Хана поднялась с дивана, оправила замявшуюся юбку и тихим голосом спросила:
– А разве он философ? Я думала, что Заратустра – фокусник. Год назад я была на представлении цирка-шапито, и там выступал старый факир в чёрной мантии, расшитой красными звёздами. Он долго мял большой платок, потом рывком расправил его, и оттуда вылетел верблюд. Ой, хотела сказать «голубь», а само вырвалось «верблюд». Может, это и был Заратустра?
– Так оказывается, Заратустра – вовсе не философ, а фокусник-циркач, – иронично промурлыкал Шелег. – Где ты это прочла, в каком справочнике?
– Я не в справочнике, я из достоверных источников, из первых уст, если можно так выразиться.
– Выразиться можно, – сказал Шелег ухмыльнувшись. – Все также думают? Все считают, что фокусник Заратустра превращал людей в животных?
– И вовсе не все, – сказал Заждан, – людей он, как раз, не превращал, он превращал верблюдов во львов, а львов потом ещё в кого-то. В кого – я не помню. Но то, что превращал – точно.
– И что, часто превращал? Раз в неделю или чаще? Убежал, к примеру, лев из зоопарка или цирка, а через каких-нибудь полчаса из вольера «Обитатели пустыни» к дому фокусника подгоняют караван верблюдов-трансформеров. Раз-два, отара магических слов, хлопки, и на месте каравана – прайд. Так что ли?
– Именно так, учитель, – согласился Заждан.
Хана кивнула, выражая этим единение с мнением мужа. Мыш понимал больше других, но, из уважения к незнанию неподготовившихся, отмалчивался и лишь легонько постукивал кончиком хвоста о пол в знак согласия со всем и всеми.
– Рано ещё, – сказал кот, сдвинув пушистые брови. – Мы вернёмся к Заратустре через несколько занятий. А пока, мы изучим устройство нашей вселенной, обсудим, с чем связано её расширение и куда оно нас ведёт, поймём, чем определяется направленность времени. Это простая тема, не требующая от вас специальной подготовки и знаний, – заключил Шелег.

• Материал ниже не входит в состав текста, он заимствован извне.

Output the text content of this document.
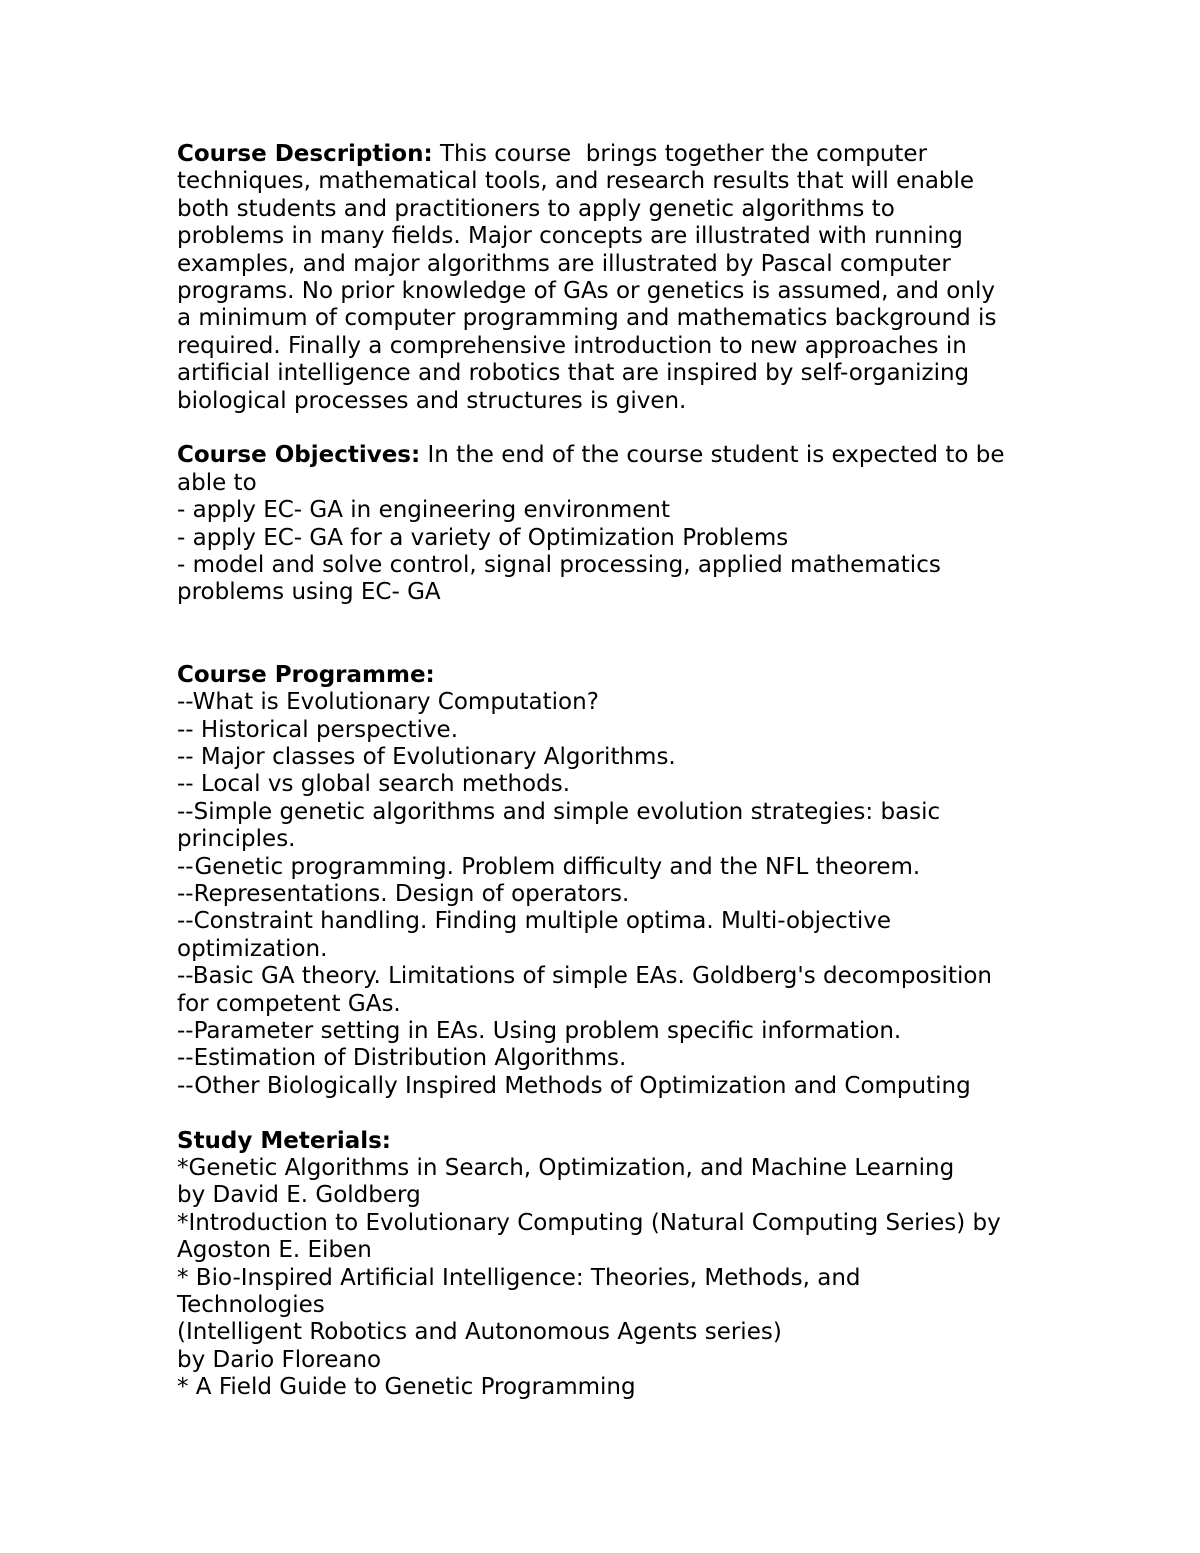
Course Description: This course  brings together the computer
techniques, mathematical tools, and research results that will enable
both students and practitioners to apply genetic algorithms to
problems in many fields. Major concepts are illustrated with running
examples, and major algorithms are illustrated by Pascal computer
programs. No prior knowledge of GAs or genetics is assumed, and only
a minimum of computer programming and mathematics background is
required. Finally a comprehensive introduction to new approaches in
artificial intelligence and robotics that are inspired by self-organizing
biological processes and structures is given.
Course Objectives: In the end of the course student is expected to be
able to
- apply EC- GA in engineering environment
- apply EC- GA for a variety of Optimization Problems
- model and solve control, signal processing, applied mathematics
problems using EC- GA
Course Programme:
--What is Evolutionary Computation?
-- Historical perspective.
-- Major classes of Evolutionary Algorithms.
-- Local vs global search methods.
--Simple genetic algorithms and simple evolution strategies: basic
principles.
--Genetic programming. Problem difficulty and the NFL theorem.
--Representations. Design of operators.
--Constraint handling. Finding multiple optima. Multi-objective
optimization.
--Basic GA theory. Limitations of simple EAs. Goldberg's decomposition
for competent GAs.
--Parameter setting in EAs. Using problem specific information.
--Estimation of Distribution Algorithms.
--Other Biologically Inspired Methods of Optimization and Computing
Study Meterials:
*Genetic Algorithms in Search, Optimization, and Machine Learning
by David E. Goldberg
*Introduction to Evolutionary Computing (Natural Computing Series) by
Agoston E. Eiben
* Bio-Inspired Artificial Intelligence: Theories, Methods, and
Technologies
(Intelligent Robotics and Autonomous Agents series)
by Dario Floreano
* A Field Guide to Genetic Programming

– Кстати, о пространстве и времени. Нам необходимо ликвидировать проход, пробитый тараканом в пространственно-временном континууме. В этой связи я объявляю экстренное положение в жилточке и ввожу комендантский час. Комната Смеха будет отныне закрываться на задвижку не с внутренней стороны, а с внешней.
– Тоже мне «бур вселенский» нашёлся… – недовольно пробурчал Заждан, подумав о Твороге, – закрывайся теперь извне на задвижку. Я бы хотел получить инструкции, как я могу закрыть комнату со своей законной женой с внешней стороны, если сам нахожусь внутри, а, учитель? В противном случае, вы своими пушистыми лапами подписываете смертный приговор моей жизни в семье. Вы не знаете женщин, они и словом не обмолвятся, но в отместку могут перестать кормить.
– Даже в те минуты, когда судьба вселенной находится в лапах случая, ты остаёшься рабом своих животных потребностей, – пантерой прорычал Шелег.
– Я остаюсь животным рабом потому, что не могу выносить голод, у меня начинает нестерпимо болеть подкостный мозг и чесаться живот под майкой.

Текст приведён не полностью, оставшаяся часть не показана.